Di Grassi ultimately didn’t have the pace to match Glock, although at times he wasn’t using the same equipment. He was replaced by Jerome d'Ambrosio for 2011.

== Trivia ==
On 16 December 2009, Tony Fernandes, owner of Air Asia and Lotus F1 Racing accepted a "challenge" from Richard Branson. The losing team's boss would work on the winner's airline for a day dressed as a stewardess. Fernandes joked "The sexier the better. Our passengers will be delighted to be served by a Knight of the Realm, but knowing Richard, the real challenge will be to prevent him from asking our guests 'coffee, tea or me?' That would be scary." In addition, the team produced a poster depicting Branson in an Air Asia uniform. However, the date of the flight was delayed several times: first because of Branson breaking his leg, then because of the royal wedding, finally because of a fire at the Necker Island. On 19 December 2012, Fernandes announced that Branson would honour his bet in May 2013. Branson ultimately honoured the bet on 13 May 2013.

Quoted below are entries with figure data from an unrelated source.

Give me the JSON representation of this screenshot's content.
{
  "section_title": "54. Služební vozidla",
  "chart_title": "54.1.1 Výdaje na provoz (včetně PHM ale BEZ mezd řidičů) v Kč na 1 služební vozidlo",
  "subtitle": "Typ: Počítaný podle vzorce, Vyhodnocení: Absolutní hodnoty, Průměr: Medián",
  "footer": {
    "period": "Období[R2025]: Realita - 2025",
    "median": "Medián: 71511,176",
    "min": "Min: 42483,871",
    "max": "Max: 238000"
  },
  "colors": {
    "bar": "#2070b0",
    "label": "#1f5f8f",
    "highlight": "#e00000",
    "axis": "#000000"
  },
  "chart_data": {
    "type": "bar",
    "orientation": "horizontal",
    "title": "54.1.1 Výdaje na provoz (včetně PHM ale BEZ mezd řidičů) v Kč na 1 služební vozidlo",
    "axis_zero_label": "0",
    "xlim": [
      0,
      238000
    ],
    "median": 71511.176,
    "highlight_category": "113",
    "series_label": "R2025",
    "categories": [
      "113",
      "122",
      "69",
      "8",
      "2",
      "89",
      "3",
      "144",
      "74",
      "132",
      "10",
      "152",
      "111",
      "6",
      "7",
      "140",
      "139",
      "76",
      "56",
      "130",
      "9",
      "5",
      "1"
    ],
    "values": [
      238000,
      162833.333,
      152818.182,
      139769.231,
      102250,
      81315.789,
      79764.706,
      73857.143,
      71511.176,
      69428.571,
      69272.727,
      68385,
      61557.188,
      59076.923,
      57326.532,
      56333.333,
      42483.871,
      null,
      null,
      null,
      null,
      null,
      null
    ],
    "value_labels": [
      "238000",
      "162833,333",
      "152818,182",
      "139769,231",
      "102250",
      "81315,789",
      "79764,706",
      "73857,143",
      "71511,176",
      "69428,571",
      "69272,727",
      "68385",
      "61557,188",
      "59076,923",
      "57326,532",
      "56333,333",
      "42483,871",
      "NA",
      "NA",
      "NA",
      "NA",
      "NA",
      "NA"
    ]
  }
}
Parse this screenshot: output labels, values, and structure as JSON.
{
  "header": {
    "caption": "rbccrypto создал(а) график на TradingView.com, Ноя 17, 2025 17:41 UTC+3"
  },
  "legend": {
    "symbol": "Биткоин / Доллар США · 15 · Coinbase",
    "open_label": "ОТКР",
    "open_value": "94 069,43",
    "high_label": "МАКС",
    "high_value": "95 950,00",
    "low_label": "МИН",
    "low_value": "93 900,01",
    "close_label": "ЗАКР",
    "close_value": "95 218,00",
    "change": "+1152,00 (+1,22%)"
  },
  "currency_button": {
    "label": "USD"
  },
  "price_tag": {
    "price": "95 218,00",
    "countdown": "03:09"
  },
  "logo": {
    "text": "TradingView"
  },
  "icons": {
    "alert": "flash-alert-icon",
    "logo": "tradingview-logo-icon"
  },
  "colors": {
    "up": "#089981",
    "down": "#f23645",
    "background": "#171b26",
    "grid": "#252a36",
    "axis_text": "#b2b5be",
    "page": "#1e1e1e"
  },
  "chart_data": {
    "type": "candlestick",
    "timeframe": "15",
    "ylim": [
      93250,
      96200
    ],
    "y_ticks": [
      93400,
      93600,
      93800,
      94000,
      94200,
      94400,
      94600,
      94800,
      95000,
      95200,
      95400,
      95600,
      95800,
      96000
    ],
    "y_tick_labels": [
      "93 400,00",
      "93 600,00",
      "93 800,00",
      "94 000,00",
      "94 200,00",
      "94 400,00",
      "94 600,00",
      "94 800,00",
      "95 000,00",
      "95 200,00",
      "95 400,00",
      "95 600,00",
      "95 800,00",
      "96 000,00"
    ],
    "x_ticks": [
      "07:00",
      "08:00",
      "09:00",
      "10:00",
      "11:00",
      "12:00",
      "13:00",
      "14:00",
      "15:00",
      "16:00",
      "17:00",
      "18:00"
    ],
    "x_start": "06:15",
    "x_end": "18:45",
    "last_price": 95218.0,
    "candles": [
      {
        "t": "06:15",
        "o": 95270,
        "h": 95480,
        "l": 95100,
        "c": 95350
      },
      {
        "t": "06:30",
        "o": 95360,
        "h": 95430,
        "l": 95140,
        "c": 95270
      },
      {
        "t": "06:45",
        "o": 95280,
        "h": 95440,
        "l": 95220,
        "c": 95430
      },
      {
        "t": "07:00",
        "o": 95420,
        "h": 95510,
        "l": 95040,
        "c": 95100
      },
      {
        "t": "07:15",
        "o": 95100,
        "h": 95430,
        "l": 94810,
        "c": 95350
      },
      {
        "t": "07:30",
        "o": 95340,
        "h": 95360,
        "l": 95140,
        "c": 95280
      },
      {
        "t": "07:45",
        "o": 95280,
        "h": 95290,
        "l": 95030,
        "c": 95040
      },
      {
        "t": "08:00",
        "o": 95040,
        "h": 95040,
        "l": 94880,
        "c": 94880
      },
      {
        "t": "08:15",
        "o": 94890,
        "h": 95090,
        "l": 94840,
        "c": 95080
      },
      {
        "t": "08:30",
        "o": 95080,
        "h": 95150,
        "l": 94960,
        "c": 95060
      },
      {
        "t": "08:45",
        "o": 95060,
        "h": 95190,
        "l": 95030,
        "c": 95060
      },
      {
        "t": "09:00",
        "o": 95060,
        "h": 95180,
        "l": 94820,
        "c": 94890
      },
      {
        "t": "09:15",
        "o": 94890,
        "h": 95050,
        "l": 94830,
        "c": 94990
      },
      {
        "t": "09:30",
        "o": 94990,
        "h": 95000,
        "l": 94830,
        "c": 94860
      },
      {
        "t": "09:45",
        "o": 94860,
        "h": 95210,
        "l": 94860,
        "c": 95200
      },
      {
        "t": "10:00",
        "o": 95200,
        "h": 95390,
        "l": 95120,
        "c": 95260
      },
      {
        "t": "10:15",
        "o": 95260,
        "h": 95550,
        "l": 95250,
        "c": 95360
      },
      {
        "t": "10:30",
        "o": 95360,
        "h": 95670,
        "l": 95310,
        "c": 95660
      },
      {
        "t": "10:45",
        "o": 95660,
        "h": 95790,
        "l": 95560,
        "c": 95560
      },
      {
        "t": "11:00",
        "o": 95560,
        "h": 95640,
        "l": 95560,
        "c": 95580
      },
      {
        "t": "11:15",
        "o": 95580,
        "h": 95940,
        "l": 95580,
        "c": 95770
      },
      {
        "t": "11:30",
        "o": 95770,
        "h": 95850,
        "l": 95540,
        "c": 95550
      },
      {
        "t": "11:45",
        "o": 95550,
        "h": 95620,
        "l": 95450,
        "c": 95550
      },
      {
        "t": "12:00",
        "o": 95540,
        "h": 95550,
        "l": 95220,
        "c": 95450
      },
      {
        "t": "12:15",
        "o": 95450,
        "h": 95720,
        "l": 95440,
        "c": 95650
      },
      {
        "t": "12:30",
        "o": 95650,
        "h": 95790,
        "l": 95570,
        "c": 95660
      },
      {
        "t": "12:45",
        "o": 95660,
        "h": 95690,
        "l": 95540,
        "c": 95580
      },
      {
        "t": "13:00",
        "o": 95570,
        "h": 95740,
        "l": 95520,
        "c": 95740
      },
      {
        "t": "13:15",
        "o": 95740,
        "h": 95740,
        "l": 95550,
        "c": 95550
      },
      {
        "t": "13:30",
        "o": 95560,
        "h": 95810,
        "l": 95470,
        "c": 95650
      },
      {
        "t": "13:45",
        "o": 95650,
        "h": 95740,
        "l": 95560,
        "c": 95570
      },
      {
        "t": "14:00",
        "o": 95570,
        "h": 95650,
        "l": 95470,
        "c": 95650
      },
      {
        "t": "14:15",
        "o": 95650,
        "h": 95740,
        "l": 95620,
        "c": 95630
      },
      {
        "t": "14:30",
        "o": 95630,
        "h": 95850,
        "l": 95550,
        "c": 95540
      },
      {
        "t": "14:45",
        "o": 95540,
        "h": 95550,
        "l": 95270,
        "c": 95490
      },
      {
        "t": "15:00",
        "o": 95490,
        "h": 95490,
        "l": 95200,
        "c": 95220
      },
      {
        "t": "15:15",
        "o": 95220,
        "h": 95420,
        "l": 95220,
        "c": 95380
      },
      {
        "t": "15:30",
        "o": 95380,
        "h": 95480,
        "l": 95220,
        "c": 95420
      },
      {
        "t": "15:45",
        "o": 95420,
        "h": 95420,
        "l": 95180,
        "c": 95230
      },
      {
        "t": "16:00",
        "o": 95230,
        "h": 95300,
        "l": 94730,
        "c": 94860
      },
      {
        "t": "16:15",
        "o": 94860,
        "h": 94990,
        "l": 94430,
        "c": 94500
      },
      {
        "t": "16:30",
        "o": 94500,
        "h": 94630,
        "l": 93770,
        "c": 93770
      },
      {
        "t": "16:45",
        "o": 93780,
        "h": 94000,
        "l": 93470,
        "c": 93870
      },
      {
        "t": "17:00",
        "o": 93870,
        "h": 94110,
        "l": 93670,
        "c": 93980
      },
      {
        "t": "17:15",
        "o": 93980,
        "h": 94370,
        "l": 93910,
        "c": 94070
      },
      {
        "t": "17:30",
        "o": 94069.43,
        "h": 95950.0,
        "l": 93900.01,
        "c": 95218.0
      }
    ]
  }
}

==Complete Formula One results==
(key) (results in bold indicate pole position; results in italics indicate fastest lap)

Year: Entrant; Engine; Tyres; Drivers; 1; 2; 3; 4; 5; 6; 7; 8; 9; 10; 11; 12; 13; 14; 15; 16; 17; 18; 19; Points; WCC
2010: Virgin Racing; Cosworth CA2010 V8; B; BHR; AUS; MAL; CHN; ESP; MON; TUR; CAN; EUR; GBR; GER; HUN; BEL; ITA; SIN; JPN; KOR; BRA; ABU; 0; 12th
Glock: Ret; Ret; Ret; DNS; 18; Ret; 18; Ret; 19; 18; 18; 16; 18; 17; Ret; 14; Ret; 20; Ret
di Grassi: Ret; Ret; 14; Ret; 19; Ret; 19; 19; 17; Ret; Ret; 18; 17; 20^{†}; 15; DNS; Ret; NC; 18

^{†} Driver failed to finish, but was classified as they had completed >90% of the race distance.